Who does Donald Trump and his oldest son believe are the laborers in our public schools today?

And why do they choose to listen to self-serving bureaucrats, locked away in their think tanks, away from the real world of education, instead of real classroom teachers?

Many of these politicians who disparage our schools and flog our teachers have never attended a public school. Wouldn’t it be nice if people like Donald Trump and Donald Trump Jr. took the time to meet and talk with some real school teachers, instead of blindly insulting them?

In an attempt to connect with blue-collar construction workers, Trump Jr. bragged that he knew how to drive a D10 bulldozer. I wonder if he would be willing to substitute in an urban middle school for a week or two to connect with the experiences of teachers.

I bet he has some vacation days he could use.

I submit that if any of these politicians took the time to really learn and understand the challenges faced by public school educators today, maybe the floggings would diminish.

For anyone to claim that schools are focused on serving teachers first and students as an after thought is being reckless and dishonest.

Most children spend more time at school than they do at home, and, with few exceptions, they are able to count on their teachers for quality instruction, professionalism, dedication and genuine care and concern.

If Donald Trump Jr. came to any of the schools in my district (or yours), he would likely observe teachers and administrators welcoming students by name and interacting in a positive manner. He would see teachers passionate and knowledgeable about their subjects and meaningfully engaged with their students.
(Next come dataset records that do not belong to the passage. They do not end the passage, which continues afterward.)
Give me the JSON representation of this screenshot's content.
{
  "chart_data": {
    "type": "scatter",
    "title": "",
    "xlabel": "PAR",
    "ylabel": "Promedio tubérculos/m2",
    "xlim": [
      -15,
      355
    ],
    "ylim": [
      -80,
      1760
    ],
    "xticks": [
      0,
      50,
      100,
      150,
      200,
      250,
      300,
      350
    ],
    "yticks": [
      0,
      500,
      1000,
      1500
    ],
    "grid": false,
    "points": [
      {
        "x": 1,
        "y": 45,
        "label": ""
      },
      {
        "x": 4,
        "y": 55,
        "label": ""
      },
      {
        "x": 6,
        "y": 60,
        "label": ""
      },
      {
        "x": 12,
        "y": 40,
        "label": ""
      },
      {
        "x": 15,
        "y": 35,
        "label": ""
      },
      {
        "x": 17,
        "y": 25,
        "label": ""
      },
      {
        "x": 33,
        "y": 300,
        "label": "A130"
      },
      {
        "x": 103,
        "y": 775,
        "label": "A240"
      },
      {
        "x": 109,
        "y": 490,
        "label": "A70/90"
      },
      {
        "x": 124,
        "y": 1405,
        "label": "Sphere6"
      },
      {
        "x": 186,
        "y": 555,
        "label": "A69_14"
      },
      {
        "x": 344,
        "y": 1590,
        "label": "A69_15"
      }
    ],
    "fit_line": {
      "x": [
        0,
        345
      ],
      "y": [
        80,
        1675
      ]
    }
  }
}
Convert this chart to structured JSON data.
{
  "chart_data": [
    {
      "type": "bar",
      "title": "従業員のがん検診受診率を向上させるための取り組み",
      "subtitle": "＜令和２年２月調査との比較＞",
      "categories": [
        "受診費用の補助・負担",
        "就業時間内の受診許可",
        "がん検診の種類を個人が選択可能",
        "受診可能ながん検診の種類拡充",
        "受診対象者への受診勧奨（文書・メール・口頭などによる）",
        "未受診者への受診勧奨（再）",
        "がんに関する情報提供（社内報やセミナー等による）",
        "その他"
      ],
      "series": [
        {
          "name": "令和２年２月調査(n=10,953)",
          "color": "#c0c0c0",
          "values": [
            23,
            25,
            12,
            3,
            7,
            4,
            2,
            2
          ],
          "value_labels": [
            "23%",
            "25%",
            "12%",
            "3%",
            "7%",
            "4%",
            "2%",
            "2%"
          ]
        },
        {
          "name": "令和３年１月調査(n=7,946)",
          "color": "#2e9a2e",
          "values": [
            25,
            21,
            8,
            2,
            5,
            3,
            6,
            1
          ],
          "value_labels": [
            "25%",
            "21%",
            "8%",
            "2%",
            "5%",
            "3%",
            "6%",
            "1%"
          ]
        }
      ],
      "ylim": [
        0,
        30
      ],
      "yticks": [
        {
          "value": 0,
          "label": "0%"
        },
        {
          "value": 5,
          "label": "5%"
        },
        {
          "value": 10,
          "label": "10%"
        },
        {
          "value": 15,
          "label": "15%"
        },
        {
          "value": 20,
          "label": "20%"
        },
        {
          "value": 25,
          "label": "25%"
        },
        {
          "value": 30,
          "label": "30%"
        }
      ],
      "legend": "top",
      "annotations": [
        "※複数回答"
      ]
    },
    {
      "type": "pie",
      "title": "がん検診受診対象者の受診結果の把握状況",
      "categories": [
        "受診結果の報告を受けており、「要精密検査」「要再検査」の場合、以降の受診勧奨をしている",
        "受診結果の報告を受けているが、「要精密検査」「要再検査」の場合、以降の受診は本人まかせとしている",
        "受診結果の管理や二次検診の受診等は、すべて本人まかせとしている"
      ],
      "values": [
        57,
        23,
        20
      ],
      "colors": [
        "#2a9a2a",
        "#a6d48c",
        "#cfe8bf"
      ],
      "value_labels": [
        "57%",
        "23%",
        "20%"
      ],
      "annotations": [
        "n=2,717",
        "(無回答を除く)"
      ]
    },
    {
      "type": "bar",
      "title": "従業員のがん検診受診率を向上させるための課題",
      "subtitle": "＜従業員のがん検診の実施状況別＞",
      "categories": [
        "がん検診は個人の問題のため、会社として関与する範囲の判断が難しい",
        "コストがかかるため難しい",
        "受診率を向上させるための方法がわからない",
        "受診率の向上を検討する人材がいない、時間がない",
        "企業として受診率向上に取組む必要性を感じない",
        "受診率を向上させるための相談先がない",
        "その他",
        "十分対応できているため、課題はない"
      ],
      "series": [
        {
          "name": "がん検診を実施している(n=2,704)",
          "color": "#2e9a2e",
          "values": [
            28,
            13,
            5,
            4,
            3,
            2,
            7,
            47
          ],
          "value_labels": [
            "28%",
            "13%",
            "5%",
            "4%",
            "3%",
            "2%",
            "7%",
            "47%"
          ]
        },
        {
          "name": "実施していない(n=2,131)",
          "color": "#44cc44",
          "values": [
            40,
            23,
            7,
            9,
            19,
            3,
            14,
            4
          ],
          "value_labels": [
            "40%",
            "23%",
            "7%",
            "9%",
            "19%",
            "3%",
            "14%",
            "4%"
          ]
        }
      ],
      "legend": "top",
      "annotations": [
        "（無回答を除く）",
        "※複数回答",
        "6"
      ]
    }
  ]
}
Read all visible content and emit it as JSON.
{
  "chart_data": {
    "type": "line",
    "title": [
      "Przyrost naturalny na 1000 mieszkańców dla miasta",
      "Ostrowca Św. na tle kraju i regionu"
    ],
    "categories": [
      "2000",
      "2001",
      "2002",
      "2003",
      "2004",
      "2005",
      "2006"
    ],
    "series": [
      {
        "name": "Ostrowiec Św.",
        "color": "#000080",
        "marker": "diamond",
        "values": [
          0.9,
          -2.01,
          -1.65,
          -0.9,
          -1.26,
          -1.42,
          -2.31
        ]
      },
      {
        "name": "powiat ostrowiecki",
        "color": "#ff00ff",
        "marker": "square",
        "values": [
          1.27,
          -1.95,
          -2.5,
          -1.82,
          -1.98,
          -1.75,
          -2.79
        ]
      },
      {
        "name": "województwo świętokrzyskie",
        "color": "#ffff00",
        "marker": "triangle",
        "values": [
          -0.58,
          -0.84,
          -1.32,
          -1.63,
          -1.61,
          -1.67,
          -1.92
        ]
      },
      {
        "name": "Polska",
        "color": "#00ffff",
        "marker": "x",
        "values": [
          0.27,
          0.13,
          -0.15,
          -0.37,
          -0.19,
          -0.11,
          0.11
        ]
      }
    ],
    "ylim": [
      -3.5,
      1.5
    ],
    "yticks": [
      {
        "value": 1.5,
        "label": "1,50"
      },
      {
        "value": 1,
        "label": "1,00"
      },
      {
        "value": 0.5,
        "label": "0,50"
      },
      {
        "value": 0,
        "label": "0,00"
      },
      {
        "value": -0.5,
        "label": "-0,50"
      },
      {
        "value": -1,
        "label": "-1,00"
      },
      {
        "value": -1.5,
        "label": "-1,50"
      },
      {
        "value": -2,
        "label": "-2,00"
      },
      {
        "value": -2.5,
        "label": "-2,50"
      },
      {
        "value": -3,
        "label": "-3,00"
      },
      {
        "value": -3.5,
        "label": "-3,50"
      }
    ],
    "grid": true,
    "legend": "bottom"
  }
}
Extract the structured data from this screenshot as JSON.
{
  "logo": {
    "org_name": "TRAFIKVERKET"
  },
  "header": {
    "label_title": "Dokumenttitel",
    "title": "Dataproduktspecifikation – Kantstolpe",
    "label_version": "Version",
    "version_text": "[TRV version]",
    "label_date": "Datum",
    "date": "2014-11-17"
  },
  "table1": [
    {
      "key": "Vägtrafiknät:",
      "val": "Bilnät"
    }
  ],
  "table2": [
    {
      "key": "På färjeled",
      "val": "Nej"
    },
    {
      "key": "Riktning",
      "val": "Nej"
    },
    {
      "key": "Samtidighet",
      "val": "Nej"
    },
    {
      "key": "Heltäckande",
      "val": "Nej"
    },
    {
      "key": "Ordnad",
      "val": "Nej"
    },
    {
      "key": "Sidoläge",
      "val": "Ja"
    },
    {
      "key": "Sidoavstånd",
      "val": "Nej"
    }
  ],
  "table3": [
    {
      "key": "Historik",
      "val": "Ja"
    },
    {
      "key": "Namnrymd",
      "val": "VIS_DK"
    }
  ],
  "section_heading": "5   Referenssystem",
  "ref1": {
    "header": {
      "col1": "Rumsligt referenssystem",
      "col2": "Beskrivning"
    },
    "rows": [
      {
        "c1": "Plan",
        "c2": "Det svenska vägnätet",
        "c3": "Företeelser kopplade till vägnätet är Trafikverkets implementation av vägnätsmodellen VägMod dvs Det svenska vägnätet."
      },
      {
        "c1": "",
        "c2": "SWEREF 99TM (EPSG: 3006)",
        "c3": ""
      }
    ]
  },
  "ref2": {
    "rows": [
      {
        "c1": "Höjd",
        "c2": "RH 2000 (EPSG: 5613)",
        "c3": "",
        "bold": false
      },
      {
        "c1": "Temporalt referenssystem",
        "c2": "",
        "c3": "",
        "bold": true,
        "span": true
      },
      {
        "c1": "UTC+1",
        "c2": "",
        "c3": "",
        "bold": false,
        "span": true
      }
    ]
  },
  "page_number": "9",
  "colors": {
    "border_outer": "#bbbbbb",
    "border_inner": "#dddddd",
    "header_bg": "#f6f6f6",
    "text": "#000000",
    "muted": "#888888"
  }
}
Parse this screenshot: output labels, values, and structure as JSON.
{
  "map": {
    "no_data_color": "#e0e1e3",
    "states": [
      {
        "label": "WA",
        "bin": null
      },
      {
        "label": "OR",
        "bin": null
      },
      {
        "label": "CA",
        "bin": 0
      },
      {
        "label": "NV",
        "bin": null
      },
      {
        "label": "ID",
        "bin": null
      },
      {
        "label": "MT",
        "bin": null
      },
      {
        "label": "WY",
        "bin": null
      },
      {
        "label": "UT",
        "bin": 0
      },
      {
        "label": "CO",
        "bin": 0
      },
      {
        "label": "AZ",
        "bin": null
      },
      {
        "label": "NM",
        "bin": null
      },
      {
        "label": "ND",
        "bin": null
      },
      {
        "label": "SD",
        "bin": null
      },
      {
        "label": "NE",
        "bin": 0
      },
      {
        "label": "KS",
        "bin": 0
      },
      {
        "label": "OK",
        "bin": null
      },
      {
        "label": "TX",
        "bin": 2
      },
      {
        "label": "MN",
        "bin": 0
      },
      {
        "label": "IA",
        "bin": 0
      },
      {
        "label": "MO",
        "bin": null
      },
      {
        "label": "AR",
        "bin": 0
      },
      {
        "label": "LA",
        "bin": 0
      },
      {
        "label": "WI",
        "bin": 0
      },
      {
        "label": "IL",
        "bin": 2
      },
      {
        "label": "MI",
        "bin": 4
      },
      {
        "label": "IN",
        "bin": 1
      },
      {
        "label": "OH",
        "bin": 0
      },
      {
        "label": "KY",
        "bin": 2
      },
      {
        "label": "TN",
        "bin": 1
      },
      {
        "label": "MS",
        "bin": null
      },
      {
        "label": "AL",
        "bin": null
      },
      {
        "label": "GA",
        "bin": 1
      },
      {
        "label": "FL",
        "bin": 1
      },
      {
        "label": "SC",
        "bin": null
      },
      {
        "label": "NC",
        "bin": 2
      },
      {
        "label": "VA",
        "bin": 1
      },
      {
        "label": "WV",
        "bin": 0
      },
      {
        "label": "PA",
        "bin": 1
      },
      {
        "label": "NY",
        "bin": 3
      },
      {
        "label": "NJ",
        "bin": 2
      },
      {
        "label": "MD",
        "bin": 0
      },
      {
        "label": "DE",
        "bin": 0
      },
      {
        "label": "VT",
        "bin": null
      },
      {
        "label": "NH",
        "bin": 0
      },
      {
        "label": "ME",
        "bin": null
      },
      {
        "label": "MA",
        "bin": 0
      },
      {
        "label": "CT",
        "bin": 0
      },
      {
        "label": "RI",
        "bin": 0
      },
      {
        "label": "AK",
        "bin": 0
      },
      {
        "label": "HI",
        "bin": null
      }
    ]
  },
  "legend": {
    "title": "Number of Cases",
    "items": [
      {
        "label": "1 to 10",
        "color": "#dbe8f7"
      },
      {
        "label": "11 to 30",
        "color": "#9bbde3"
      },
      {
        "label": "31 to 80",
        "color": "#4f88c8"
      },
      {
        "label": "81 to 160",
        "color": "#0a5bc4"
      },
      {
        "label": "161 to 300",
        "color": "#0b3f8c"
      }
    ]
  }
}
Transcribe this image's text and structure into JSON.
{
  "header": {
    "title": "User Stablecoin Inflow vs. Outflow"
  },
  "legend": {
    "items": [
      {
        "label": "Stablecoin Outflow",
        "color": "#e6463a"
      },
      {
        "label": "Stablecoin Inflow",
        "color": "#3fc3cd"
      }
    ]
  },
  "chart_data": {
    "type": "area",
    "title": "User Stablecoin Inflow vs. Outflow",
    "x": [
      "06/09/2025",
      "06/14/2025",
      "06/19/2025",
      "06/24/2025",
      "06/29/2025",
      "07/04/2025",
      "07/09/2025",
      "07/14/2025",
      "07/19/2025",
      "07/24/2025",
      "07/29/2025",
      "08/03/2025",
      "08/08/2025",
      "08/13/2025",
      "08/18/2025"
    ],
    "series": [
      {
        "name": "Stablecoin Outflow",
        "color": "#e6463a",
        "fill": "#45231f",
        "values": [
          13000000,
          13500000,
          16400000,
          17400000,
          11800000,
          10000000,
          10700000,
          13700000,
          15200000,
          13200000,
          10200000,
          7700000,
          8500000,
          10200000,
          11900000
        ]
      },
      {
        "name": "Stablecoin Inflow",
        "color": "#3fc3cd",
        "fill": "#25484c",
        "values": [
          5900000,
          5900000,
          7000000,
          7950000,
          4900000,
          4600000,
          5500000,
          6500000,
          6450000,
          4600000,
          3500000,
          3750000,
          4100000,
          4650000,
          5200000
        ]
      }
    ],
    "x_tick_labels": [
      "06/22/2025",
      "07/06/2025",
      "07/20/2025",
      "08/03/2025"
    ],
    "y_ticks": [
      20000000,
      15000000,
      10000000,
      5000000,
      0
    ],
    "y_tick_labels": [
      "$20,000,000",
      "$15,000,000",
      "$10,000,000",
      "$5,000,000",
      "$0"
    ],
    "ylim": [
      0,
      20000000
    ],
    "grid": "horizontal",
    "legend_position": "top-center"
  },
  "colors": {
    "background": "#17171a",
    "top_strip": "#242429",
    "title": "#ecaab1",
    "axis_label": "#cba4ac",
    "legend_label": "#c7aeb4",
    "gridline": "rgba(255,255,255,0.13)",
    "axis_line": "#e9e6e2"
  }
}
He would see children actively learning, working with others, and developing character and positive behaviors.

Does that sound like a Soviet-era department store to you?

The GOP has spent much of this week extolling the virtues of our military men and women, our police officers, and now our blue-collar workers. I agree that people in each these groups are worthy of our respect.

Yet, at the same time, doesn’t some credit belong to the schools and classroom teachers who worked tirelessly to educate and mentor these individuals throughout their young lives?

Or, does Trump Jr. believe these folks become educated and productive adults by accident, seemingly in spite of the selfish motives of their teachers?

No thank you, Donald Trump Jr. –  I am not going to ask for another.

I’m done grabbing my ankles for people like you.